Review: The Cleveland Heights LGBTQ Sci-Fi and Fantasy Role Playing Club

Doug Henderson has written an anthem for all the geeks and outcasts from the Rust Belt. His wonderful debut novel transported me back to the early 1990s, when me and my friends would haunt Twice-Loved Books and various used record shops in and around Youngstown.

We went to metal shows all over northeast Ohio, so obviously, I related most to Albert, the chaos agent of Cleveland Heights. He works at a record store, listens to death metal and has a wardrobe consisting of black band T-shirts and jeans.

The action begins when he joins an LGBTQ D&D group who meet every Thursday in the back of a comic shop. He is a welcome addition to all members of the party except Ben, the protagonist. Lacking in nerve and self-confidence (as well as a job or apartment), Ben is flustered by Albert’s intrusion.

He complains to Celeste, the dungeon master, “He’s too good looking to play D&D.”

Behind his objections, of course, is an irrepressible and terrifying attraction. The tension between them drives the novel, fueled by Henderson’s sharp prose and humor.

There is so much I love about this book, and I wasn’t ready for it to end. Henderson certainly laid the foundation for an epic, with a large ensemble cast, including the gamers, a rival vampire role-playing group and some banker bros (including Mooneyham, a member of the campaign who hasn’t yet come out to his coworkers).

Mooneyham is perhaps the most compelling member of the group. While the others are traditional geeks, Mooneyham is an alpha male with locker-room charisma who hides his inner nerd beneath a power suit. He is annoying, but as the novel progresses he shows depth and vulnerability. He is less open about his sexuality because, as he explains, the others were misfits whose reveal was not a huge surprise. When Mooneyham comes out, it will be a bombshell. It might also derail his career.
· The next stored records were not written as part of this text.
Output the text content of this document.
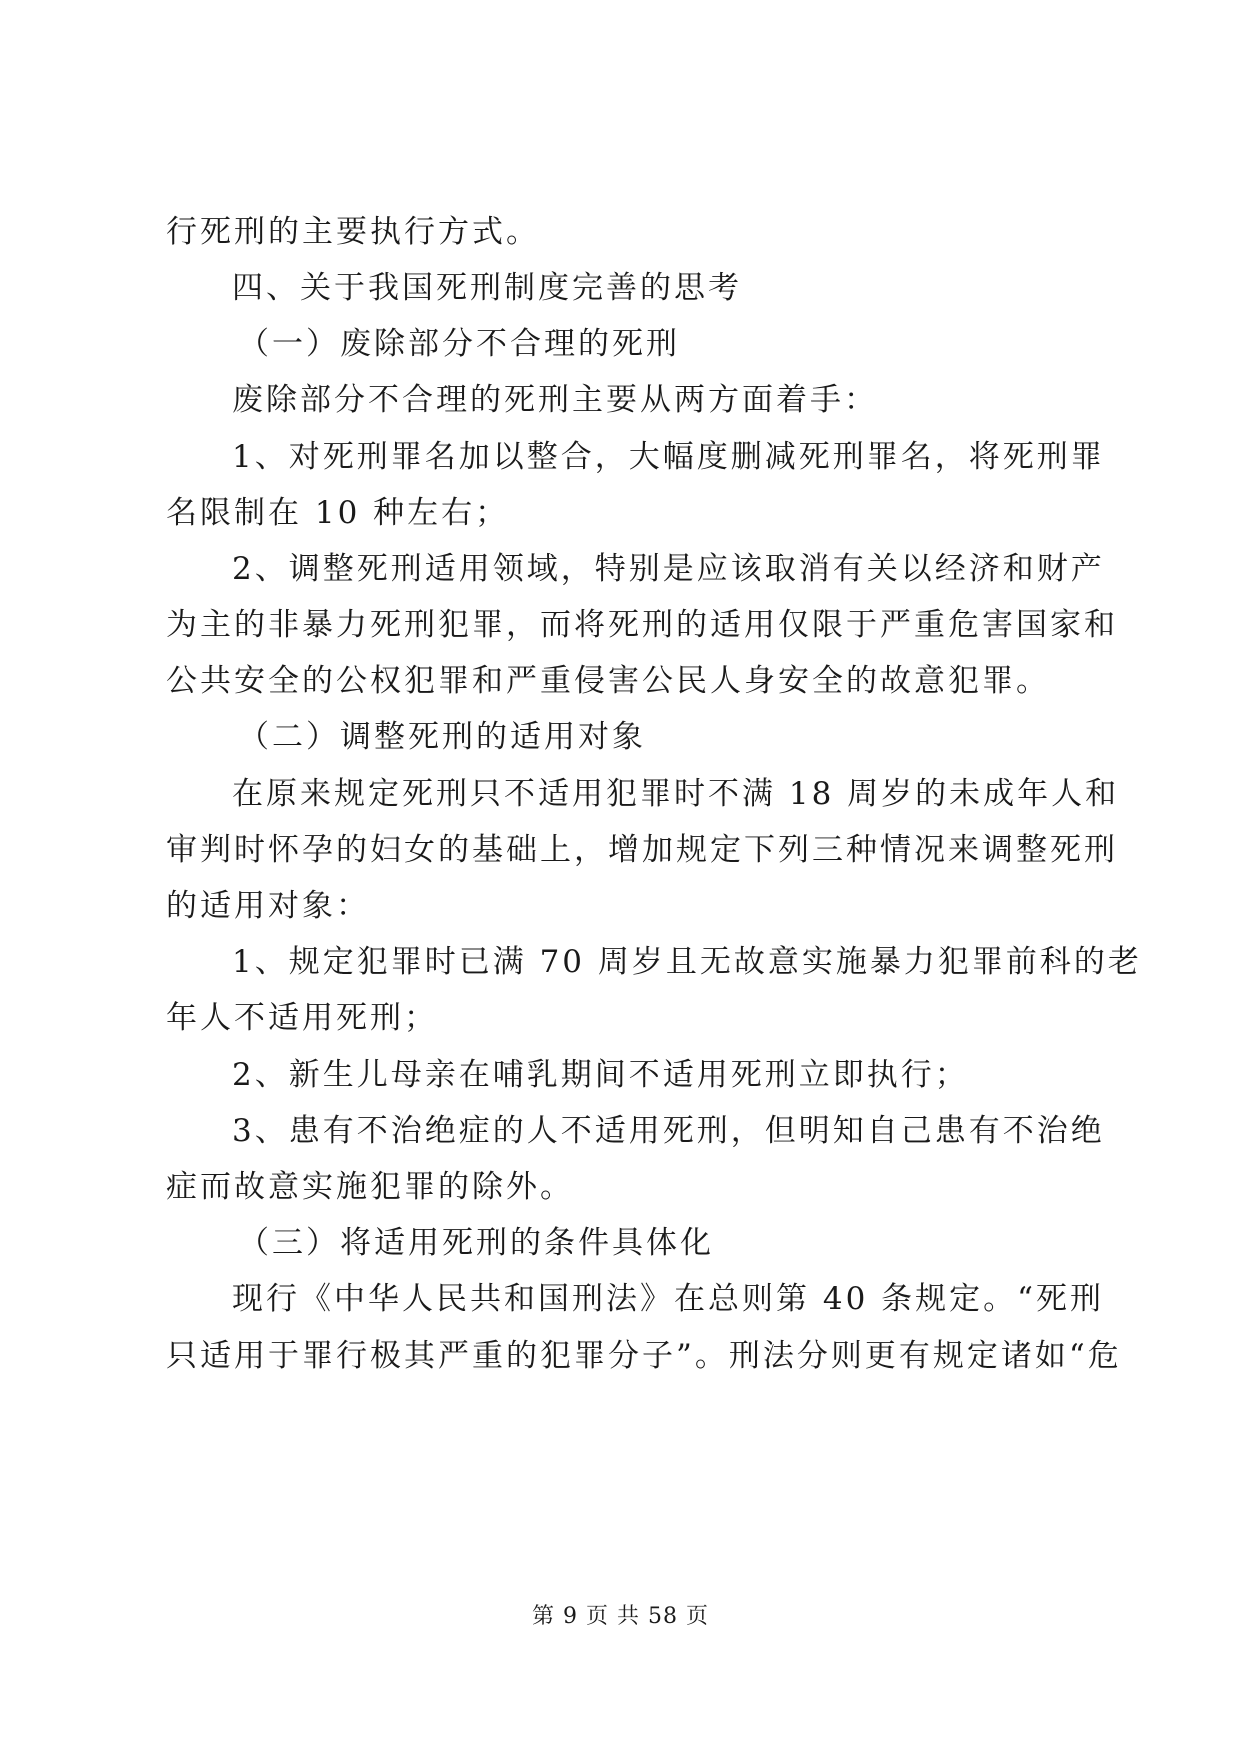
行死刑的主要执行方式。
四、关于我国死刑制度完善的思考
（一）废除部分不合理的死刑
废除部分不合理的死刑主要从两方面着手：
1、对死刑罪名加以整合，大幅度删减死刑罪名，将死刑罪
名限制在 10 种左右；
2、调整死刑适用领域，特别是应该取消有关以经济和财产
为主的非暴力死刑犯罪，而将死刑的适用仅限于严重危害国家和
公共安全的公权犯罪和严重侵害公民人身安全的故意犯罪。
（二）调整死刑的适用对象
在原来规定死刑只不适用犯罪时不满 18 周岁的未成年人和
审判时怀孕的妇女的基础上，增加规定下列三种情况来调整死刑
的适用对象：
1、规定犯罪时已满 70 周岁且无故意实施暴力犯罪前科的老
年人不适用死刑；
2、新生儿母亲在哺乳期间不适用死刑立即执行；
3、患有不治绝症的人不适用死刑，但明知自己患有不治绝
症而故意实施犯罪的除外。
（三）将适用死刑的条件具体化
现行《中华人民共和国刑法》在总则第 40 条规定。“死刑
只适用于罪行极其严重的犯罪分子”。刑法分则更有规定诸如“危
第 9 页 共 58 页
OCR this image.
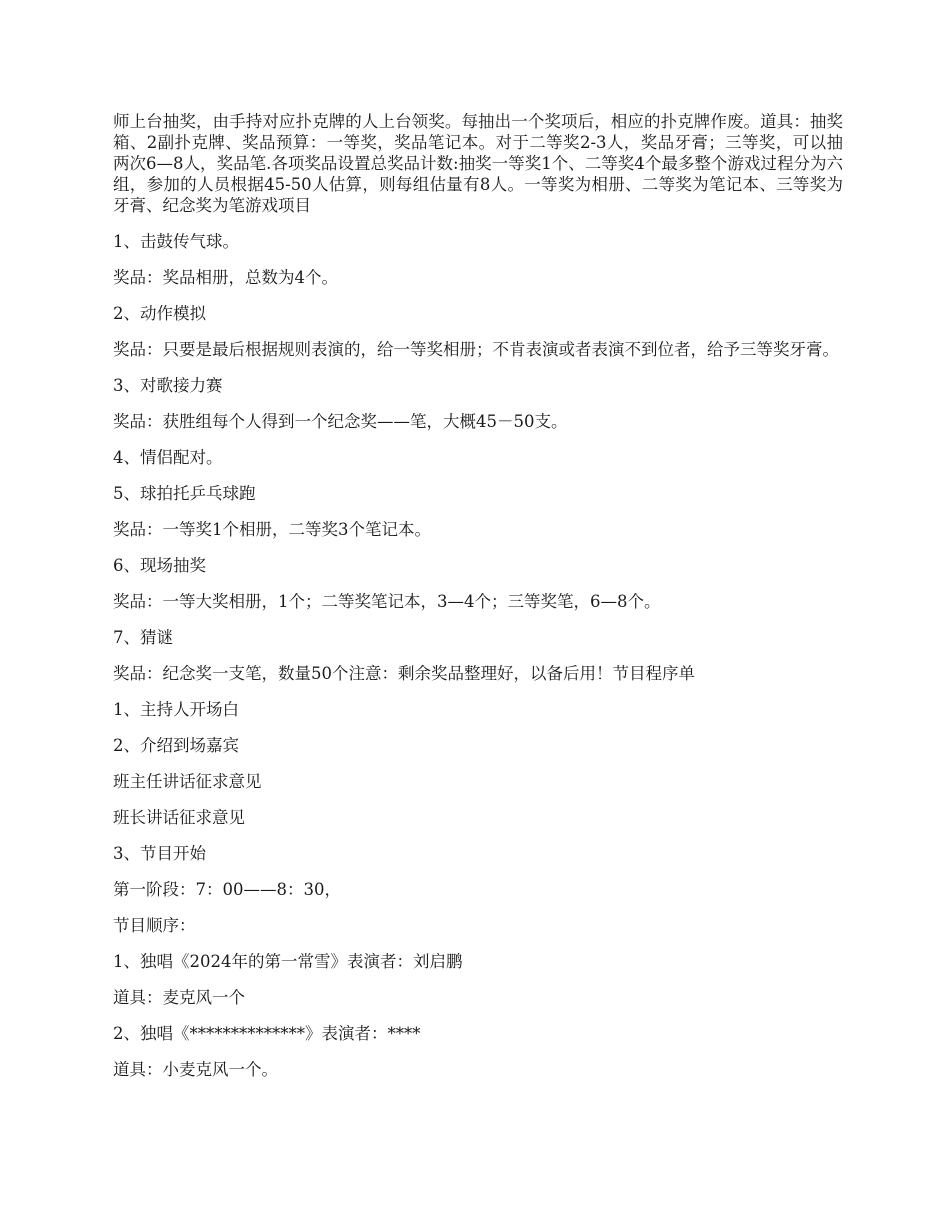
师上台抽奖，由手持对应扑克牌的人上台领奖。每抽出一个奖项后，相应的扑克牌作废。道具：抽奖箱、2副扑克牌、奖品预算：一等奖，奖品笔记本。对于二等奖2-3人，奖品牙膏；三等奖，可以抽两次6—8人，奖品笔.各项奖品设置总奖品计数:抽奖一等奖1个、二等奖4个最多整个游戏过程分为六组，参加的人员根据45-50人估算，则每组估量有8人。一等奖为相册、二等奖为笔记本、三等奖为牙膏、纪念奖为笔游戏项目

1、击鼓传气球。

奖品：奖品相册，总数为4个。

2、动作模拟

奖品：只要是最后根据规则表演的，给一等奖相册；不肯表演或者表演不到位者，给予三等奖牙膏。

3、对歌接力赛

奖品：获胜组每个人得到一个纪念奖——笔，大概45－50支。

4、情侣配对。

5、球拍托乒乓球跑

奖品：一等奖1个相册，二等奖3个笔记本。

6、现场抽奖

奖品：一等大奖相册，1个；二等奖笔记本，3—4个；三等奖笔，6—8个。

7、猜谜

奖品：纪念奖一支笔，数量50个注意：剩余奖品整理好，以备后用！节目程序单

1、主持人开场白

2、介绍到场嘉宾

班主任讲话征求意见

班长讲话征求意见

3、节目开始

第一阶段：7：00——8：30，

节目顺序：

1、独唱《2024年的第一常雪》表演者：刘启鹏

道具：麦克风一个

2、独唱《**************》表演者：****

道具：小麦克风一个。
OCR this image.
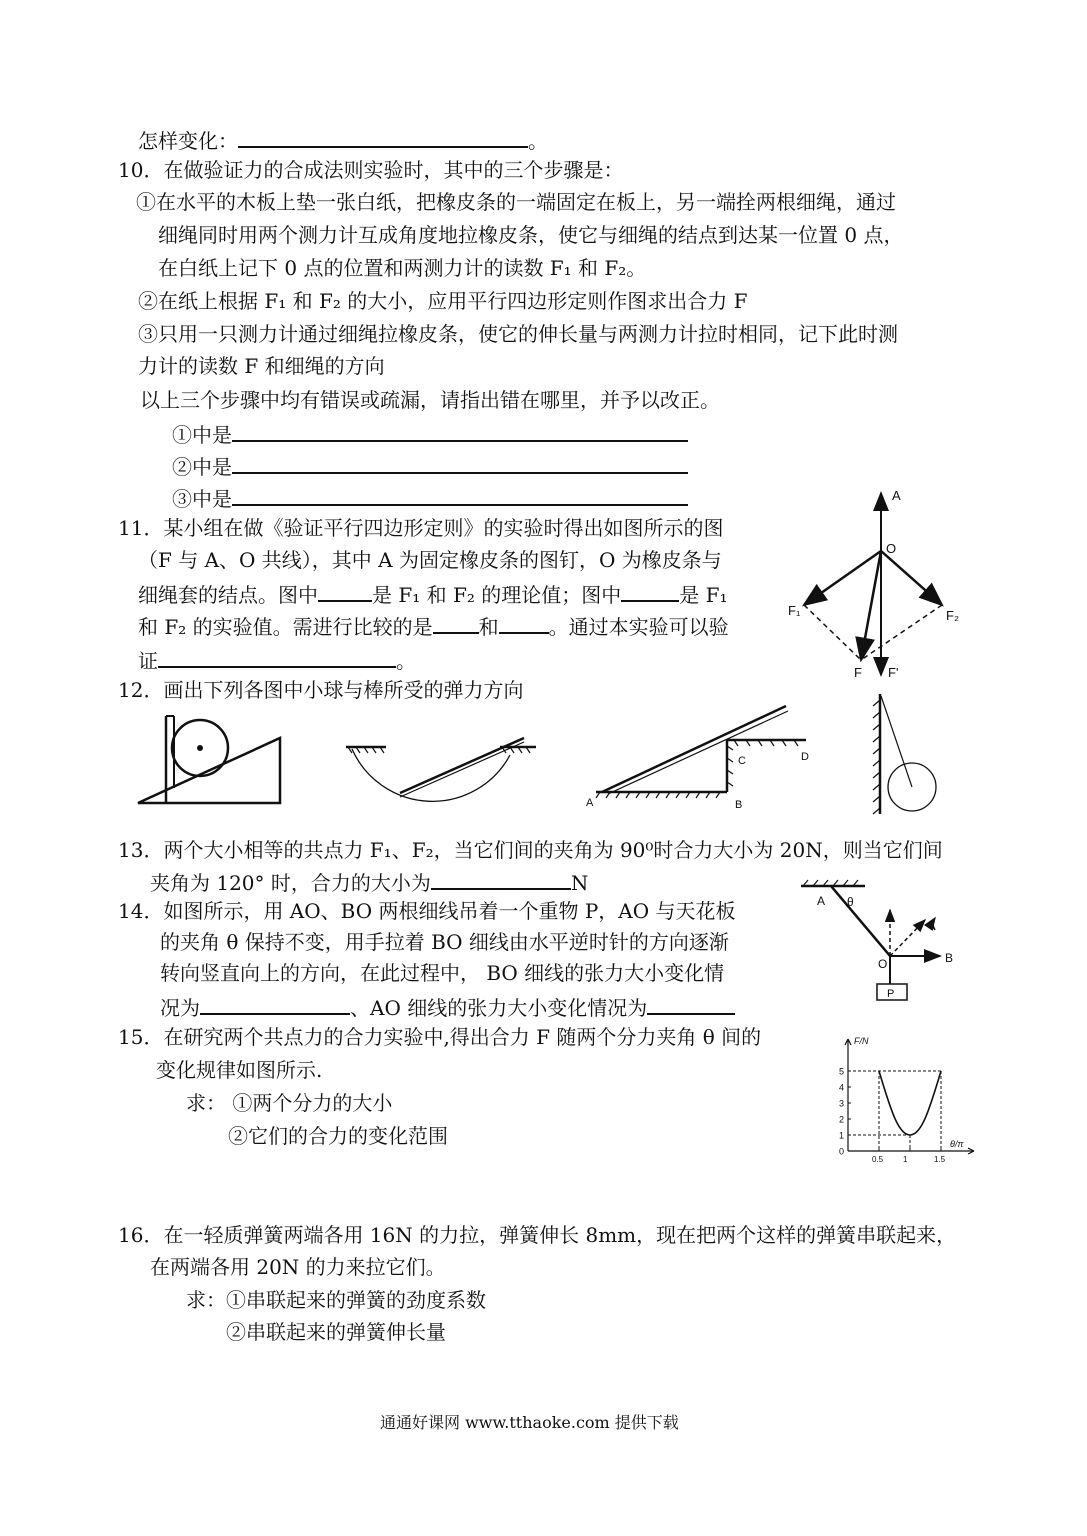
怎样变化：	。
10．在做验证力的合成法则实验时，其中的三个步骤是：
①在水平的木板上垫一张白纸，把橡皮条的一端固定在板上，另一端拴两根细绳，通过
细绳同时用两个测力计互成角度地拉橡皮条，使它与细绳的结点到达某一位置 0 点，
在白纸上记下 0 点的位置和两测力计的读数 F₁ 和 F₂。
②在纸上根据 F₁ 和 F₂ 的大小，应用平行四边形定则作图求出合力 F
③只用一只测力计通过细绳拉橡皮条，使它的伸长量与两测力计拉时相同，记下此时测
力计的读数 F 和细绳的方向
以上三个步骤中均有错误或疏漏，请指出错在哪里，并予以改正。
①中是
②中是
③中是
11．某小组在做《验证平行四边形定则》的实验时得出如图所示的图
（F 与 A、O 共线），其中 A 为固定橡皮条的图钉，O 为橡皮条与
细绳套的结点。图中	是 F₁ 和 F₂ 的理论值；图中	是 F₁
和 F₂ 的实验值。需进行比较的是 和	。通过本实验可以验
证	。
A
O
F₁	F₂
F F'
12．画出下列各图中小球与棒所受的弹力方向
A	B
C	D
13．两个大小相等的共点力 F₁、F₂，当它们间的夹角为 90⁰时合力大小为 20N，则当它们间
夹角为 120° 时，合力的大小为	N
14．如图所示，用 AO、BO 两根细线吊着一个重物 P，AO 与天花板
的夹角 θ 保持不变，用手拉着 BO 细线由水平逆时针的方向逐渐
转向竖直向上的方向，在此过程中， BO 细线的张力大小变化情
况为	、AO 细线的张力大小变化情况为
A θ
O	B
P
15．在研究两个共点力的合力实验中,得出合力 F 随两个分力夹角 θ 间的
变化规律如图所示.
求： ①两个分力的大小
②它们的合力的变化范围
F/N
θ/π
0
1
2
3
4
5
0.5 1	1.5
16．在一轻质弹簧两端各用 16N 的力拉，弹簧伸长 8mm，现在把两个这样的弹簧串联起来，
在两端各用 20N 的力来拉它们。
求：①串联起来的弹簧的劲度系数
②串联起来的弹簧伸长量
通通好课网 www.tthaoke.com 提供下载
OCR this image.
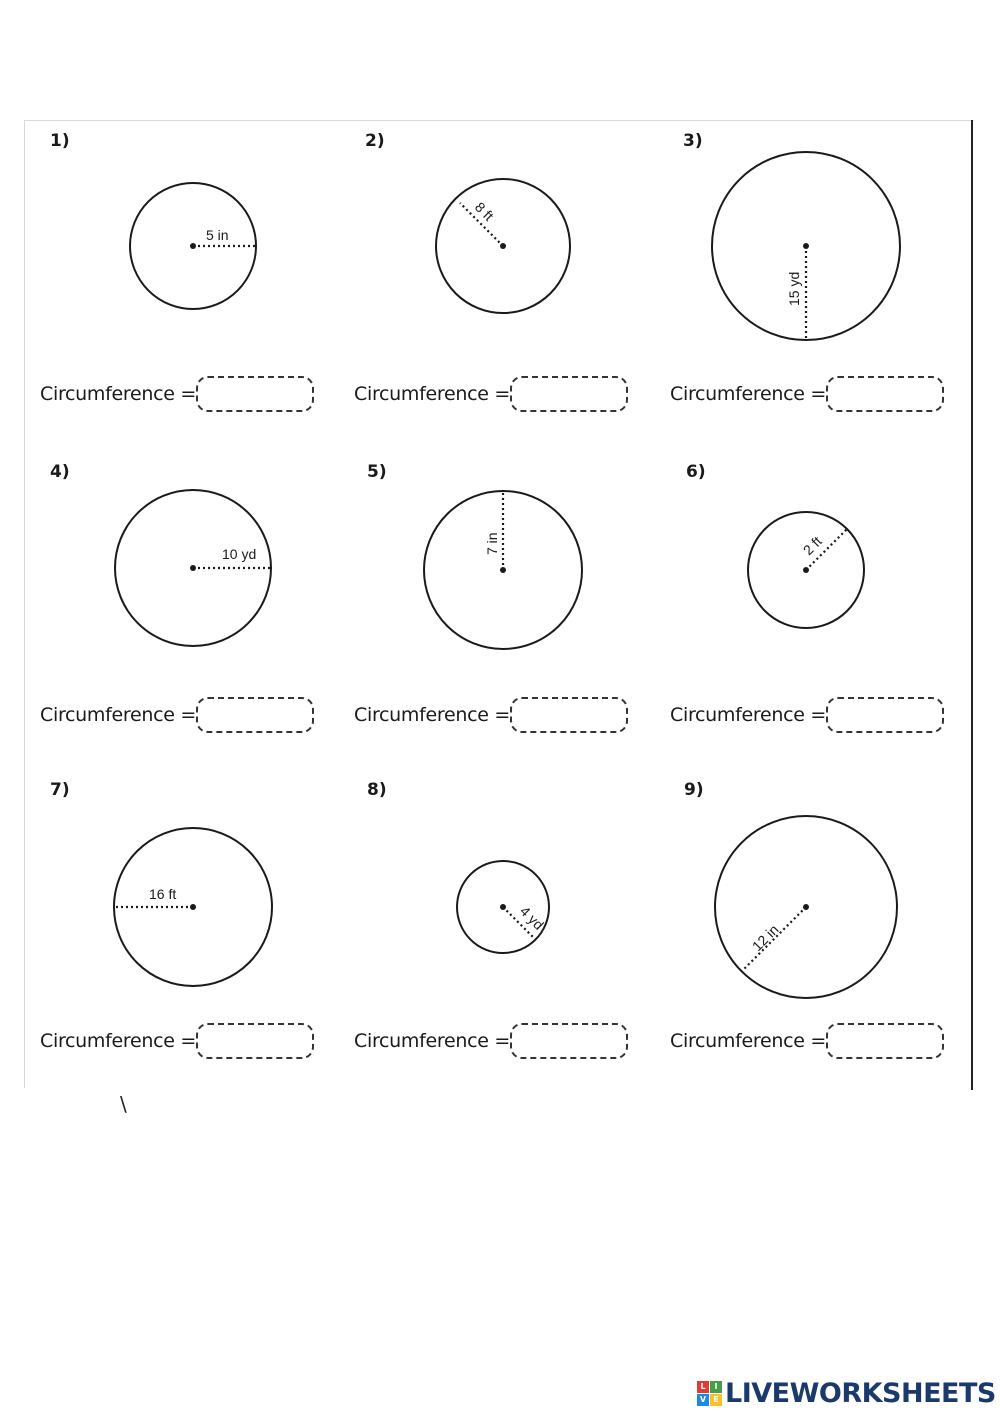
1)	2)	3)
4)	5)	6)
7)	8)	9)
5 in
8 ft
15 yd
10 yd	7 in	2 ft
16 ft
4 yd
12 in
Circumference =	Circumference =	Circumference =
Circumference =	Circumference =	Circumference =
Circumference =	Circumference =	Circumference =
\
L	I
V E LIVEWORKSHEETS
Unfortunately, this storyline fizzles into a missed opportunity. Henderson has built up many interesting characters, but the novel’s brevity doesn’t allow their arcs to fully develop.

And while a common (and often justified) critique of cis-het male authors is that they struggle to create well-rounded female characters, this is not exclusive to straight men. The group’s women, Valerie (cis) and Celeste (trans), have a ton of potential that isn’t realized. I wanted their stories to be more significant.

But ultimately, the book is about Ben and Albert, and their journey is portrayed brilliantly. It’s a strong debut, and I look forward to where Henderson takes us next. Personally, I would like a sequel. I love this group of adventurers and want to spend more time in the geek shops of northeast Ohio.